Hatred of life and glorification of death lead in obvious ways to evil. But life understood as an absolute devotion to health and material well-being may invite us to tolerate, even celebrate, morally questionable pursuits (like cloning human embryos for research or harvesting organs) and morally debilitating expectations (like a life without challenges, tragedy, or suffering).

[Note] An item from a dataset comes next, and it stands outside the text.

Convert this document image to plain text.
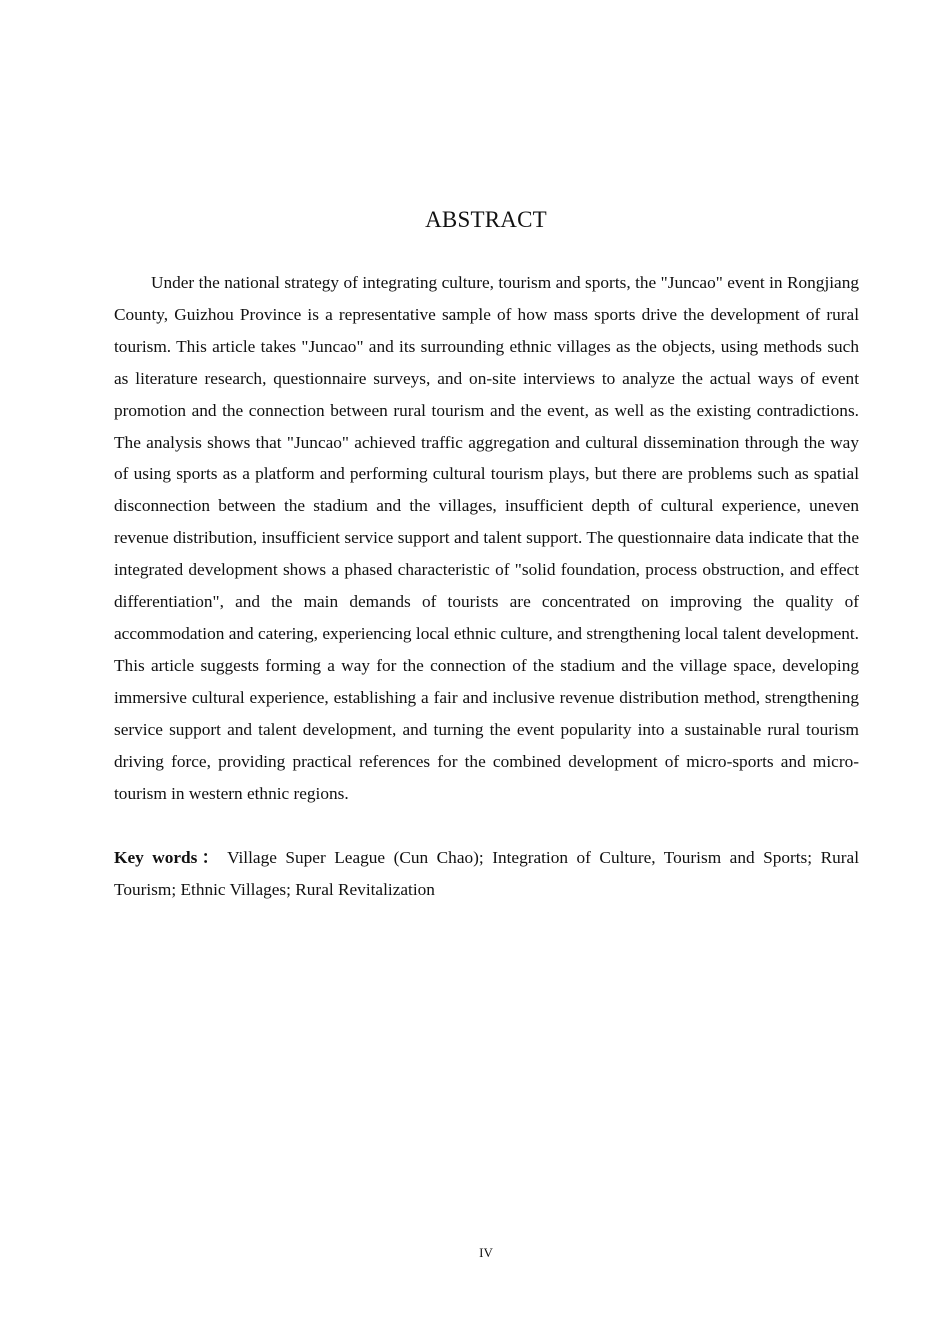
ABSTRACT

Under the national strategy of integrating culture, tourism and sports, the "Juncao" event in Rongjiang County, Guizhou Province is a representative sample of how mass sports drive the development of rural tourism. This article takes "Juncao" and its surrounding ethnic villages as the objects, using methods such as literature research, questionnaire surveys, and on-site interviews to analyze the actual ways of event promotion and the connection between rural tourism and the event, as well as the existing contradictions. The analysis shows that "Juncao" achieved traffic aggregation and cultural dissemination through the way of using sports as a platform and performing cultural tourism plays, but there are problems such as spatial disconnection between the stadium and the villages, insufficient depth of cultural experience, uneven revenue distribution, insufficient service support and talent support. The questionnaire data indicate that the integrated development shows a phased characteristic of "solid foundation, process obstruction, and effect differentiation", and the main demands of tourists are concentrated on improving the quality of accommodation and catering, experiencing local ethnic culture, and strengthening local talent development. This article suggests forming a way for the connection of the stadium and the village space, developing immersive cultural experience, establishing a fair and inclusive revenue distribution method, strengthening service support and talent development, and turning the event popularity into a sustainable rural tourism driving force, providing practical references for the combined development of micro-sports and micro-tourism in western ethnic regions.

Key words： Village Super League (Cun Chao); Integration of Culture, Tourism and Sports; Rural Tourism; Ethnic Villages; Rural Revitalization

IV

Thus, Dr. West informs us, “for the sake of medicine, we need to set our fears aside.” But are all fears about what man will do with his new genetic powers unjustified? Dr. West doesn’t think “the abuse of this technology, its potential abuses, should stop us from doing what we believe is the right thing in medicine.” But aren’t the likely abuses of a technology as important as its speculative benefits? Dr. West’s mission, he says, is “to end suffering and disease.” But does pursuing such utopian dreams make us willing to tolerate, accept, and ultimately normalize evil means?

As the ethicist Paul Ramsey put it, “any person, or any society or age, expecting ultimate success where ultimate success is not to be reached, is peculiarly apt to devise extreme and morally illegitimate means for getting there.” And peculiarly apt, one might add, to redefine the project so that it seems morally blameless, as Sen. Arlen Specter and other zealous advocates for unlimited research have tried to do, by saying that cloned embryos are not really cloned embryos.

In short, what America now faces are two grave threats to a dignified human future–one which is obvious, and one which comes so wrapped up with real and apparent goods that it is hard to detect. The first is the dehumanization of the terrorists, who have so little regard for life (including their own) that they make killing their only purpose and modern technology their weapon. The second is the dehumanization of the eugenicists, who seek a brave new world in which technology makes human (or post-human) life perfectly healthy, pleasant, autonomous, and secure–even if some moral boundaries must be breached along the way. Both threats are upon us now.